The list of people affected by deepfakes in India extends to the big names across industries; from corporate tycoons like Ambanis and Murthy’s, journalists like Rajat Sharma, politicians like PM Modi and Amit Shah, Cricketers like Virat Kohli & Shubman Gill, Actresses like Rashmika, Kareena, Alia and Samantha. The common man in India is not safe either, as the middle class is frequently getting ripped off in the name of digital arrest despite government efforts at creating awareness.
Surge Of Deepfake Detection Tools
“The true creator is necessity, who is the mother of invention,” wrote Benjamin Jowett while translating Plato’s Republic.
As deepfake scams surged, the AI world created a parallel ecosystem of fighting the excesses of AI with AI. Deepfakes detection tools mushroomed in the startup network to fight fire with fire and uncover deepfakes before they could damage the credibility of human beings and IT systems.

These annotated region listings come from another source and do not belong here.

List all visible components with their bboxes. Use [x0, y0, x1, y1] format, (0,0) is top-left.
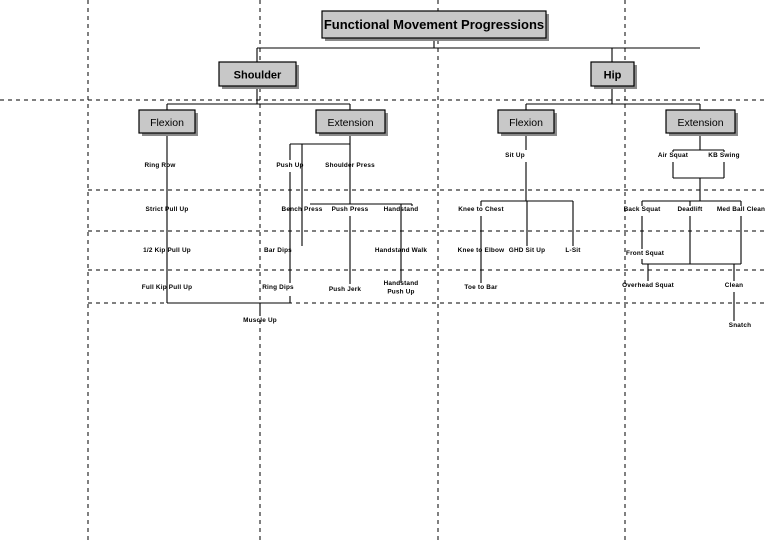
exercise-label-push-up: Push Up [276, 162, 303, 169]
exercise-label-kb-swing: KB Swing [708, 152, 739, 159]
conn-hf-split [480, 200, 574, 246]
exercise-label-clean: Clean [725, 282, 743, 289]
branch-box-hip-rect[interactable] [590, 61, 635, 87]
conn-he-split [641, 200, 742, 206]
conn-shoulder-down [166, 86, 351, 110]
exercise-label-bar-dips: Bar Dips [264, 247, 292, 254]
conn-title-to-shoulder [256, 38, 700, 62]
conn-he-bottom-bar [641, 259, 741, 281]
branch-box-shoulder-label: Shoulder [234, 70, 282, 82]
exercise-label-muscle-up: Muscle Up [243, 317, 277, 324]
exercise-label-knee-to-elbow: Knee to Elbow [458, 247, 505, 254]
category-box-hip-extension-rect[interactable] [665, 109, 736, 134]
category-box-shoulder-flexion-rect[interactable] [138, 109, 196, 134]
title-box-rect[interactable] [321, 10, 547, 39]
branch-box-shoulder[interactable]: Shoulder [218, 61, 299, 89]
category-box-hip-flexion-rect[interactable] [497, 109, 555, 134]
title-box-label: Functional Movement Progressions [324, 17, 544, 32]
exercise-label-front-squat: Front Squat [626, 250, 665, 257]
exercise-label-full-kip-pull-up: Full Kip Pull Up [142, 284, 192, 291]
exercise-label-handstand: Handstand [384, 206, 419, 213]
exercise-label-handstand-walk: Handstand Walk [375, 247, 428, 254]
category-box-hip-extension[interactable]: Extension [665, 109, 738, 136]
branch-box-hip-label: Hip [604, 70, 622, 82]
exercise-label-bench-press: Bench Press [282, 206, 323, 213]
category-box-shoulder-flexion[interactable]: Flexion [138, 109, 198, 136]
category-box-shoulder-extension[interactable]: Extension [315, 109, 388, 136]
exercise-label-toe-to-bar: Toe to Bar [464, 284, 497, 291]
node-boxes-layer: Functional Movement ProgressionsShoulder… [138, 10, 738, 136]
exercise-label-knee-to-chest: Knee to Chest [458, 206, 504, 213]
category-box-hip-flexion[interactable]: Flexion [497, 109, 557, 136]
exercise-label-ring-dips: Ring Dips [262, 284, 294, 291]
title-box[interactable]: Functional Movement Progressions [321, 10, 549, 41]
exercise-label-sit-up: Sit Up [505, 152, 525, 159]
conn-muscle-up [166, 296, 291, 316]
conn-he-head [672, 133, 725, 152]
exercise-label-shoulder-press: Shoulder Press [325, 162, 375, 169]
exercise-label-deadlift: Deadlift [677, 206, 703, 213]
category-box-shoulder-extension-rect[interactable] [315, 109, 386, 134]
category-box-shoulder-extension-label: Extension [327, 117, 373, 129]
exercise-label-push-press: Push Press [332, 206, 369, 213]
exercise-label-l-sit: L-Sit [565, 247, 581, 254]
exercise-label-ring-row: Ring Row [144, 162, 175, 169]
conn-se-head [289, 133, 351, 160]
exercise-label-back-squat: Back Squat [624, 206, 661, 213]
exercise-label-air-squat: Air Squat [658, 152, 689, 159]
exercise-label-med-ball-clean: Med Ball Clean [717, 206, 765, 213]
category-box-hip-extension-label: Extension [677, 117, 723, 129]
category-box-shoulder-flexion-label: Flexion [150, 117, 184, 129]
conn-push-press [310, 144, 413, 206]
conn-he-merge [672, 162, 725, 201]
branch-box-shoulder-rect[interactable] [218, 61, 297, 87]
conn-hip-down [525, 86, 701, 110]
exercise-label-ghd-sit-up: GHD Sit Up [509, 247, 545, 254]
exercise-label-overhead-squat: Overhead Squat [622, 282, 674, 289]
branch-box-hip[interactable]: Hip [590, 61, 637, 89]
exercise-label-half-kip-pull-up: 1/2 Kip Pull Up [143, 247, 191, 254]
exercise-label-snatch: Snatch [729, 322, 752, 329]
exercise-label-push-jerk: Push Jerk [329, 286, 362, 293]
exercise-label-strict-pull-up: Strict Pull Up [146, 206, 189, 213]
category-box-hip-flexion-label: Flexion [509, 117, 543, 129]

Broadly, there are three types of approaches to detecting AI usage:
- Artefact analysis
- Liveness detection
- Behavioural analysis
When an AI detection tool detects perfect repetition, which real humans are largely incapable of, like identical face movements, gestures and voice-modulation, its detection is based on artefact analysis. When an AI tool introduces liveness detection like asking randomly to blink, speak something or do something, it’s based on liveness. Live test of liveliness is most common on online identification systems like VKYC. Behavioural analysis includes learning from previous usage patterns to detect if there is unusual user activity, keyboard strokes, high speed of answering complex questions, navigation, geolocation and context of the digital interaction.
Deepfake detection tools rely on actively analysing human behaviour vs machine response to create a probabilistic assessment of whether a particular digital media is real or a deepfake. While the number of startups and Big Tech giants offering deepfake detection tools is growing, sophisticated deepfakes are constantly being developed by AI startups to hoodwink deepfake detection tools. The Global deepfake detection market is estimated at US$ 114.3 million in 2024 and is expected to grow at a CAGR of 47.60%.